Conditions Are Always Neutral

Question

On pg 254 of the Essence of the Bhagavad Gita, Yoganandaji is quoted: "Conditions are always neutral ... They only appear good or bad, joyful or sad, fortunate or unfortunate owing to the positive or negative attitudes [and expectations] of the mind." Could you please explain this quotation? How are conditions which produce suffering, like illness, neutral? Similarly, how are conditions like the meditative state where we experience joy, peace, even bliss neutral?

—Sameera, India

Answer

Dear Friend,

In the deepest recesses of the human mind (and the cosmic mind behind all things), bliss is the only reality. The unceasing flux of pleasure and pain and all the pairs of opposites necessarily means they are conditional states of being. Just as scratching a mosquito bite can feel both pleasurable and painful, the conclusion that one sensation is pleasurable and another painful is determined by the response of the lower mind (ego) to the sensation.

Saints and masters have continually demonstrated the power to rise above pain (and pleasure). The Spirit is victorious over all conditional states, whether objective or subjective. Meditation, more than any other single tool, can re-direct our self-identification from the body and ego-mind to our eternal, ever-blissful, ever unconditioned Self. It is in the Self, therefore that we are above suffering.

Buddha demonstrated this. Jesus did so on the cross (when he forgave his tormentors). Yogananda gave several demonstrations of being pain-free in the midst of the body’s obvious injury or pain. Our teacher, Swami Kriyananda, used to test himself by never taking Novocaine when he went to the dentist (which was frequently owing to childhood deprivation).

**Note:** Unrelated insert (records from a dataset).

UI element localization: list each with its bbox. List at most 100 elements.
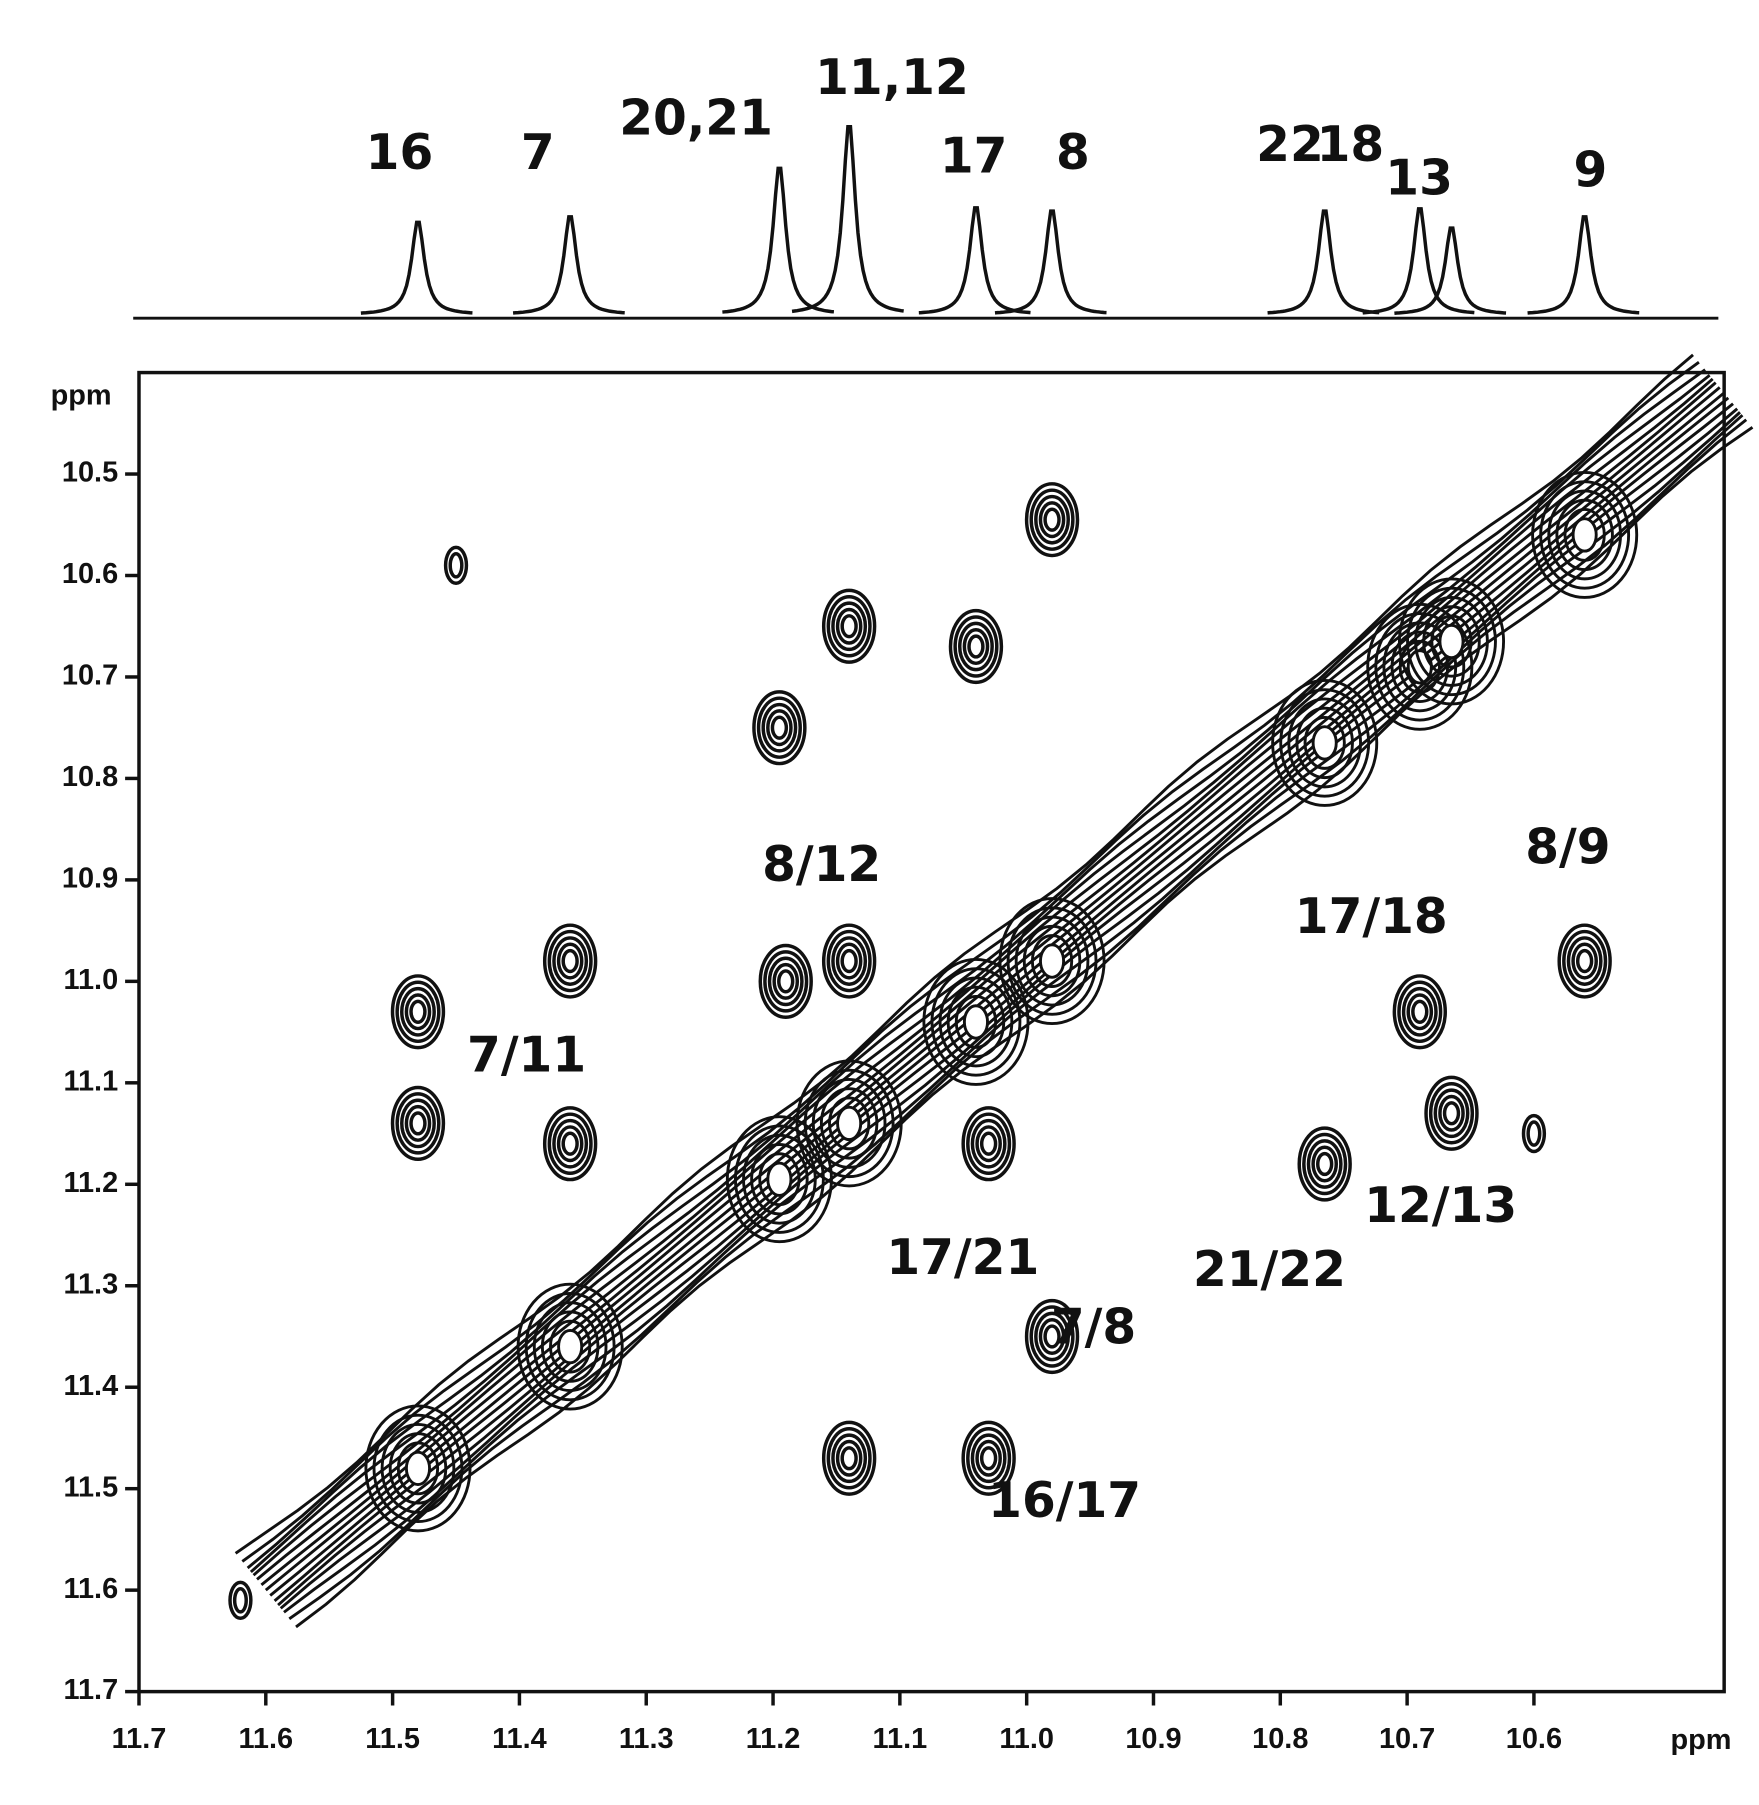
contour bbox=[821, 923, 877, 999]
x-tick-label: 11.3 bbox=[619, 1723, 674, 1755]
diagonal-peak bbox=[516, 1282, 624, 1411]
peak-label: 9 bbox=[1574, 143, 1608, 199]
contour bbox=[840, 614, 858, 639]
diagonal-contour bbox=[264, 391, 1726, 1592]
contour bbox=[840, 948, 858, 974]
contour bbox=[557, 1328, 584, 1365]
contour bbox=[409, 1111, 427, 1136]
cross-peak-label: 17/18 bbox=[1295, 889, 1448, 945]
contour bbox=[547, 1112, 593, 1175]
diagonal-peak bbox=[922, 958, 1030, 1086]
cross-peak bbox=[1024, 482, 1080, 558]
peak-label: 16 bbox=[366, 125, 434, 181]
diagonal-peak bbox=[1271, 678, 1379, 807]
contour bbox=[1557, 923, 1612, 999]
cross-peak-label: 21/22 bbox=[1193, 1242, 1346, 1298]
contour bbox=[1039, 943, 1066, 979]
diagonal-contour bbox=[252, 377, 1714, 1577]
cross-peak bbox=[948, 608, 1004, 685]
cross-peak bbox=[1521, 1113, 1547, 1154]
diagonal-peak bbox=[998, 897, 1106, 1025]
contour bbox=[958, 621, 994, 672]
contour bbox=[1521, 1113, 1547, 1154]
contour bbox=[1311, 1145, 1338, 1183]
contour bbox=[1442, 1101, 1461, 1126]
contour bbox=[1043, 507, 1061, 532]
diagonal-peak bbox=[795, 1059, 903, 1188]
cross-peak bbox=[758, 943, 813, 1019]
contour bbox=[1424, 1075, 1479, 1151]
contour bbox=[1034, 1311, 1070, 1362]
y-axis-label: ppm bbox=[51, 380, 112, 412]
cross-peak bbox=[1297, 1126, 1352, 1202]
x-tick-label: 11.4 bbox=[492, 1723, 547, 1755]
contour bbox=[811, 1077, 887, 1169]
x-tick-label: 11.7 bbox=[112, 1723, 167, 1755]
contour bbox=[1311, 725, 1338, 761]
contour bbox=[1406, 586, 1497, 697]
contour bbox=[1014, 915, 1090, 1007]
x-axis-label: ppm bbox=[1670, 1724, 1731, 1756]
contour bbox=[1539, 480, 1631, 590]
contour bbox=[409, 999, 427, 1024]
spectrum-peak bbox=[1527, 215, 1640, 315]
cross-peak bbox=[961, 1420, 1016, 1496]
contour bbox=[803, 1068, 895, 1179]
contour bbox=[1022, 924, 1082, 998]
contour bbox=[1295, 706, 1354, 780]
contour bbox=[1571, 517, 1598, 553]
contour bbox=[1566, 936, 1603, 986]
contour bbox=[826, 1427, 872, 1490]
contour bbox=[835, 607, 863, 645]
contour bbox=[1433, 1088, 1470, 1139]
cross-peak bbox=[821, 588, 877, 664]
cross-peak-label: 8/12 bbox=[762, 837, 881, 893]
peak-label: 22 bbox=[1256, 117, 1324, 173]
spectrum-peak bbox=[1362, 207, 1475, 315]
contour bbox=[547, 929, 593, 993]
contour bbox=[1038, 501, 1066, 539]
contour bbox=[1297, 1126, 1352, 1202]
x-tick-label: 10.8 bbox=[1252, 1723, 1308, 1755]
diagonal-peak bbox=[1531, 470, 1639, 599]
spectrum-peak bbox=[1394, 226, 1507, 315]
cross-peak bbox=[542, 923, 598, 999]
contour bbox=[1038, 1317, 1066, 1355]
contour bbox=[961, 1106, 1016, 1182]
contour bbox=[1438, 623, 1465, 660]
contour bbox=[1531, 470, 1639, 599]
contour bbox=[380, 1422, 456, 1514]
cross-peak bbox=[821, 923, 877, 999]
x-tick-label: 11.6 bbox=[238, 1723, 293, 1755]
contour bbox=[448, 552, 464, 579]
contour bbox=[831, 1433, 868, 1484]
cross-peak bbox=[390, 1085, 446, 1162]
contour bbox=[1397, 577, 1506, 706]
contour bbox=[556, 942, 584, 980]
contour bbox=[821, 588, 877, 664]
cross-peak bbox=[752, 690, 807, 766]
y-tick-label: 10.7 bbox=[62, 660, 118, 692]
cross-peak bbox=[1392, 974, 1447, 1050]
diagonal-contour bbox=[273, 402, 1734, 1602]
contour bbox=[1422, 605, 1481, 678]
contour bbox=[954, 995, 998, 1049]
contour bbox=[819, 1087, 879, 1160]
peak-label: 20,21 bbox=[619, 90, 773, 146]
diagonal-peak bbox=[725, 1115, 833, 1244]
y-tick-label: 10.6 bbox=[62, 558, 118, 590]
contour bbox=[552, 1118, 589, 1169]
contour bbox=[795, 1059, 903, 1188]
contour bbox=[395, 1092, 441, 1155]
x-tick-label: 11.2 bbox=[746, 1723, 801, 1755]
cross-peak-label: 7/11 bbox=[467, 1028, 586, 1084]
contour bbox=[962, 1004, 989, 1040]
contour bbox=[1526, 1120, 1542, 1147]
contour bbox=[388, 1432, 448, 1505]
contour bbox=[1555, 498, 1614, 572]
contour bbox=[962, 628, 990, 666]
y-tick-label: 10.8 bbox=[62, 761, 118, 793]
diagonal-contour bbox=[234, 353, 1694, 1555]
contour bbox=[752, 690, 807, 766]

I know what I am saying sounds extreme to the average person but many adepts have demonstrated “mind over matter.” Great saints have raised the dead or resurrected their own bodies from the ether of atoms to appear to a disciple.

And yes, even the joy of meditation is something we should accept with equanimity for we cannot know how long or deep it will last. Every great saint attests to the “dark night of the soul (ego, actually)” wherein at some point, usually right before samadhi or enlightenment, the inner light of divine consolations are removed as the final test of faith. If at the point of what seems like utter destruction of one’s consciousness one remains steadfastly conscious and in surrender to God, the test will be passed and the light returns.

So, YES! I am not saying this is easy to do but it IS worthwhile to live in this way and with this expectation of our own transcendent, ever-blissful nature as our true reality. Is it not true that when you have a cold or illness or are injured (or are poor, despised, rejected) that we know intuitively that such conditions are foreign to us and (should be) but temporary? Do we not reject pain (and are suspicious of pleasure) as a lasting, permanent reality?

At the same time, we also feel that pain (or pleasure) will, from that point forward, be our permanent reality? We go back and forth, in other words, in our response to these high and low states. “Fiat lux” All is flux! Cling to God; cling to the soul’s blissful nature! God alone as one great saint would put it: God alone!

Chant with the Adi Shankyacharya: “I am free, I am free, blissful Spirit I am HE!”